Maintenant je n’écris plus qu’en français, ou l’incroyable périple d’un acteur ukrainien en France

« Par où commencer ? », s’interroge Viktor Kyrylov en regardant le public du Théâtre de Belleville. Les mains dans les poches, la mèche rebelle, les yeux brillants, il murmure : « Par le début. » Ce matin du 24 février 2022, sa mère l’appelle pour lui dire que les Russes ont envahi l’Ukraine. Originaire d’Odessa, le garçon, qui a 20 ans, vit depuis près de trois ans à Moscou où il suit des cours d’art dramatique au prestigieux Gitis (Institut d’État d’art théâtral). Il se préparait justement pour la première de La Mouette . Le lendemain, les répliques des personnages de Tchekhov résonnent étrangement avec la guerre. Viktor Kyrylov indique les lieux stratégiques sur une carte. « Tous ces événements sont liés et ne peuvent pas exister indépendamment les uns des autres », écrit-il à raison.

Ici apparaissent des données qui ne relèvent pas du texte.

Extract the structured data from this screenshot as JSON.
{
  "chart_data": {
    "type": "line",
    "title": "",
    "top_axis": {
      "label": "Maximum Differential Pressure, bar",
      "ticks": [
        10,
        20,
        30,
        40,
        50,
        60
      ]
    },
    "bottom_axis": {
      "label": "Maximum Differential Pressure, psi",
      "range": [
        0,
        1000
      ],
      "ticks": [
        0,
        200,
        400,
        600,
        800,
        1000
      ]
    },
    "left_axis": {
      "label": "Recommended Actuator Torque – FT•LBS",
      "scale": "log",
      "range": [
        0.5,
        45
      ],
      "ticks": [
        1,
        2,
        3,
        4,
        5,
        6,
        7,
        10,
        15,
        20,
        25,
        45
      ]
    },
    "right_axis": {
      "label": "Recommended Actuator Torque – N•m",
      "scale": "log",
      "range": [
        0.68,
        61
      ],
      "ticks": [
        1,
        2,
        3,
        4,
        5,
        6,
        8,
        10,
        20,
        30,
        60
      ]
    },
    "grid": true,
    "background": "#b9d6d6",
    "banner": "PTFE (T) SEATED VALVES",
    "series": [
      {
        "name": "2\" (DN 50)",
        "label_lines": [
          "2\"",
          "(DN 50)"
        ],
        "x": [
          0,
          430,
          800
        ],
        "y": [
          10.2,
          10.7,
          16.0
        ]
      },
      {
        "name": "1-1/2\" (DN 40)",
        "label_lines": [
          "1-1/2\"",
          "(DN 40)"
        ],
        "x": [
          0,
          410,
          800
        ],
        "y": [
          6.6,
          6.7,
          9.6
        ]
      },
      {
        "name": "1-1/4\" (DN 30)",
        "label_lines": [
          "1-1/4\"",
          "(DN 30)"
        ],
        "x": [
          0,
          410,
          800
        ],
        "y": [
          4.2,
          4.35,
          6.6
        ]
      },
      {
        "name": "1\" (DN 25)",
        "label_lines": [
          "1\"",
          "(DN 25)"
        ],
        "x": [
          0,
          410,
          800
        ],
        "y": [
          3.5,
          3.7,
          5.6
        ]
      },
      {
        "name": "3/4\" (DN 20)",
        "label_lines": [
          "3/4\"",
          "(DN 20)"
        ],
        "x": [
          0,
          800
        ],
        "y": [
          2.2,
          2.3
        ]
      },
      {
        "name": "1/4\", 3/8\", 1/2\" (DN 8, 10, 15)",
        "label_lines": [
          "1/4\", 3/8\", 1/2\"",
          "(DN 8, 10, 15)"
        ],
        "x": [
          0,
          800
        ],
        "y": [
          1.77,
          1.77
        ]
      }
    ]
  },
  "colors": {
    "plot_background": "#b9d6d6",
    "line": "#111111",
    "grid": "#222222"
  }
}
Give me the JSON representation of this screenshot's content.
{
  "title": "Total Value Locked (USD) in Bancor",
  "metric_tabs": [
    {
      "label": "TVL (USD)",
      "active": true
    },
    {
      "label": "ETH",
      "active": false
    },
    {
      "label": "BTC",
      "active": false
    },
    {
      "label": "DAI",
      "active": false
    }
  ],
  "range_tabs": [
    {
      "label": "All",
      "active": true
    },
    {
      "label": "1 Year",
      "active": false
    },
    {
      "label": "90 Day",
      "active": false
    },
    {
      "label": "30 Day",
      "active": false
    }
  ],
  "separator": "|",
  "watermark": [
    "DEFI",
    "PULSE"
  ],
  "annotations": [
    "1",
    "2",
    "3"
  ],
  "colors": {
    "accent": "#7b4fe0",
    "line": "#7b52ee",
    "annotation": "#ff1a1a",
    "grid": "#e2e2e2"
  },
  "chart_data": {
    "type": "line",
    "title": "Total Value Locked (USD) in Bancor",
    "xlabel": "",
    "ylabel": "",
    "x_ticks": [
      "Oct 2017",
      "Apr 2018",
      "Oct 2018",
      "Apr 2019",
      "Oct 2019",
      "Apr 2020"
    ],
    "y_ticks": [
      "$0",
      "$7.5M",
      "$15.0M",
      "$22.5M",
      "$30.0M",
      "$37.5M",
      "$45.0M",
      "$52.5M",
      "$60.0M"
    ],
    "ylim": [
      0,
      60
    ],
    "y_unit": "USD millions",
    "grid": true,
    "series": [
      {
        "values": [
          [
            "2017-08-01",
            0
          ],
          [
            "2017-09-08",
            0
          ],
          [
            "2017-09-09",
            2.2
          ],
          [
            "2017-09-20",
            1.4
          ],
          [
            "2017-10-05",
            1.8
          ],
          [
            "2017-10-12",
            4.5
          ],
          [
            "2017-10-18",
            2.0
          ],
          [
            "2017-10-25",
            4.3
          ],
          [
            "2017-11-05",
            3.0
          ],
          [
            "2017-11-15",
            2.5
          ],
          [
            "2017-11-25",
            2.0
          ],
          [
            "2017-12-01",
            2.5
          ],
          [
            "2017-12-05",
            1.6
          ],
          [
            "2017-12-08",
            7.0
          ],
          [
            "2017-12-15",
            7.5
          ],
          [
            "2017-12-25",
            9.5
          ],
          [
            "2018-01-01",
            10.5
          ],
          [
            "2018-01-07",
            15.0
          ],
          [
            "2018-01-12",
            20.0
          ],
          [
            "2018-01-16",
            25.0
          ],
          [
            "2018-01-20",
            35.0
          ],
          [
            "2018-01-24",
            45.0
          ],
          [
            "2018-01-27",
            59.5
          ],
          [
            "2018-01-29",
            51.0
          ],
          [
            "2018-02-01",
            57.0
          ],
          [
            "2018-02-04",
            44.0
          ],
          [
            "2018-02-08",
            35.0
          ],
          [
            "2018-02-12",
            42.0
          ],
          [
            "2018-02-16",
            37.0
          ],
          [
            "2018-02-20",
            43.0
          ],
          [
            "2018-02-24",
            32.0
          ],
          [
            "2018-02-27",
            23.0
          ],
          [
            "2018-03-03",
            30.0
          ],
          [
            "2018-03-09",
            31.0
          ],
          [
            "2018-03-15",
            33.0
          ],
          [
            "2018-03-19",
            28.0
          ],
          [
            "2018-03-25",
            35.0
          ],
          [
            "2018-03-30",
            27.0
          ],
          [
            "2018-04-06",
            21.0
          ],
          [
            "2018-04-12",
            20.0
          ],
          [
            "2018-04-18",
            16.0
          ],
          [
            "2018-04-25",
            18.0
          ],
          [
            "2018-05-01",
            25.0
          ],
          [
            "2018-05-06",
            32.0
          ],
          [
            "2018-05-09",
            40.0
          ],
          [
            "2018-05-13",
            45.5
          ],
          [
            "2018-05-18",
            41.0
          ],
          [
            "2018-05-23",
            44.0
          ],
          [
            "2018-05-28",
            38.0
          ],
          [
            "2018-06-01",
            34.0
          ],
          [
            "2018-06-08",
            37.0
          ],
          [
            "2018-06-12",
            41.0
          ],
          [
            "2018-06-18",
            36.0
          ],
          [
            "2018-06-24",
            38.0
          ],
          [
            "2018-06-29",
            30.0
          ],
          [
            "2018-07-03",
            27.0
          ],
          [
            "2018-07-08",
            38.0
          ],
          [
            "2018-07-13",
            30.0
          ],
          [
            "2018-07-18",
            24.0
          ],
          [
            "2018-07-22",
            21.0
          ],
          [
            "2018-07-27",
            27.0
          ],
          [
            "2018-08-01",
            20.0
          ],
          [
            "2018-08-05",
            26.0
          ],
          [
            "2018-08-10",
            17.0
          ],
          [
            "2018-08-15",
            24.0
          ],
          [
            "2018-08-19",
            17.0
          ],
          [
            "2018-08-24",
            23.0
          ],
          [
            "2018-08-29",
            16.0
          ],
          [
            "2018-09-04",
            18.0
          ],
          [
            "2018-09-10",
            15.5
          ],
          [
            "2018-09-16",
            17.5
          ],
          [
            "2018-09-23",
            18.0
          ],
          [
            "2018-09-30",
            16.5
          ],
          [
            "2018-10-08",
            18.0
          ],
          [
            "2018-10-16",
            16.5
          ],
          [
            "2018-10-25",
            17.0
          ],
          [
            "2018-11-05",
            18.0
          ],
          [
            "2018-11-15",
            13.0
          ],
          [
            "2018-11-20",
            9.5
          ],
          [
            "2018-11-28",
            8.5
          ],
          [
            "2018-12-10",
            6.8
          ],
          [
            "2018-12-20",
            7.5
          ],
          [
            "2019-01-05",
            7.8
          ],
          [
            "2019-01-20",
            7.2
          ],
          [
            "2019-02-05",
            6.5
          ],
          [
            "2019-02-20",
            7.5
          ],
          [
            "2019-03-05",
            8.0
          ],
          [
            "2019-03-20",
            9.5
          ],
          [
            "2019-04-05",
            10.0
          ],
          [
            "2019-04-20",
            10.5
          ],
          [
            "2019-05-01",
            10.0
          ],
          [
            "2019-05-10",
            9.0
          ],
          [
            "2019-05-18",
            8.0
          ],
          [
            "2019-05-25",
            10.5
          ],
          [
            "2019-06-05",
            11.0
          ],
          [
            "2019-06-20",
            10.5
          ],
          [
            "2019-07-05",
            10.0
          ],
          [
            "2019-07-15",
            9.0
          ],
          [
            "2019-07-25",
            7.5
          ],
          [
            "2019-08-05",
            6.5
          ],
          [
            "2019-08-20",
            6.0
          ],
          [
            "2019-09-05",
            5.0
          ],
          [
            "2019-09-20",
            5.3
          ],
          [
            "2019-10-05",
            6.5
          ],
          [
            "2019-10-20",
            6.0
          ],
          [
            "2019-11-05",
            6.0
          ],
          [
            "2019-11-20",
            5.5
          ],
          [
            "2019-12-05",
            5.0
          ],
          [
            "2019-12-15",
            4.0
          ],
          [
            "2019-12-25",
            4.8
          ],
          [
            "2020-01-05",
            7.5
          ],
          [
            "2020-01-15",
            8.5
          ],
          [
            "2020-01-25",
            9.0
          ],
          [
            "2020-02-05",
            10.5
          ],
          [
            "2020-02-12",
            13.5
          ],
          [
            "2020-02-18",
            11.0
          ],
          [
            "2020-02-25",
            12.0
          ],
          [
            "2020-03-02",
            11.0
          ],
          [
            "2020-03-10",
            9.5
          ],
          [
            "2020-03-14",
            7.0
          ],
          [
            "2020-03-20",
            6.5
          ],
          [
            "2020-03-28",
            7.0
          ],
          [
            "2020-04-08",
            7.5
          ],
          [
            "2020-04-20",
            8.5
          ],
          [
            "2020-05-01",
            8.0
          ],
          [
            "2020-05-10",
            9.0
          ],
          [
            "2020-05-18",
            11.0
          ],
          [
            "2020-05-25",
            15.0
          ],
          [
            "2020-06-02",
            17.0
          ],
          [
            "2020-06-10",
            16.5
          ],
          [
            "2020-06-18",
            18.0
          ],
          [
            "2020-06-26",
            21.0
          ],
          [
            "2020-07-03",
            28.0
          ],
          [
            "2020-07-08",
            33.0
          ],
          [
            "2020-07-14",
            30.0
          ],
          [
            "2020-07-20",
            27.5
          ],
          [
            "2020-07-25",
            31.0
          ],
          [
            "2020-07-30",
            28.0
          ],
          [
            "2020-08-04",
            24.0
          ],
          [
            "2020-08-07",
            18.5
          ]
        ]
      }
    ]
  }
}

Déchiré, au cœur d’une situation qui lui échappe du jour au lendemain, l’acteur ne sait plus où est sa place, ses repères s’effondrent. « Il y a de quoi devenir schizophrène », dit-il en se prenant la tête entre les mains. Il ne peut plus continuer à étudier, ni rentrer chez lui. Il se sent coupable et se remet en cause. Quel intérêt de se passionner pour la culture russe quand sa famille, ses amis, ses racines enfin sont ukrainiennes ? Doit-il choisir un camp, s’engager dans l’armée ukrainienne et quelle langue parler désormais ? Sa maman l’aide à choisir. « Ce n’est pas l’Ukraine qui t’a porté pendant neuf mois, c’est moi… Je ne t’ai pas fait pour que tu ailles à la guerre », souligne-t-elle.

Inspiré par Wajdi Mouawad

Puissant, émouvant, mais dépourvu de pathos, intitulé Maintenant je n’écris plus qu’en français, le spectacle de son fils aîné balaie la complexité d’un être plongé dans un conflit qui a des répercussions mondiales. Inspiré par l’auteur de théâtre Wajdi Mouawad, Viktor Kyrylov nous fait toucher du doigt une réalité difficile à travers son propre parcours. Il raconte comment, avec un ami, il décide de quitter la Russie - ses camarades du Gitis l’accompagnent à la gare -, de rejoindre la France en passant par l’Estonie. Il arrive « à 23 h 15, le 24 mars 2022 », à la gare routière de Bercy, à Paris. Et va exaucer son rêve de jouer.

Il est lumineux et fort

Éric Ruf, administrateur général de la Comédie-Française

Le théâtre l’a sauvé. Dire ses maux sur un plateau a valeur de thérapie. D’autant que Viktor Kyrylov a une présence et ne manque pas de talent. L’acteur, qui n’a appris le français qu’en 2022, s’en sort haut la main. Ce n’est pas un hasard s’il a reçu le soutien du Théâtre de Belleville, d’Éric Ruf, l’administrateur général de la Comédie-Française, et de Laurent Muhleisen, le conseiller littéraire de la Maison de Molière. Après le Conservatoire national supérieur d’art dramatique de Paris, leur « poulain » a intégré l’Académie du français. « Il est lumineux et fort », admire Éric Ruf. On ajoutera : volontaire et courageux. Son histoire mériterait d’être publiée.

Maintenant je n’écris plus qu’en français, au Théâtre de Belleville (Paris 11e), jusqu’au 29 juin. Tél. : 01 48 06 72 34.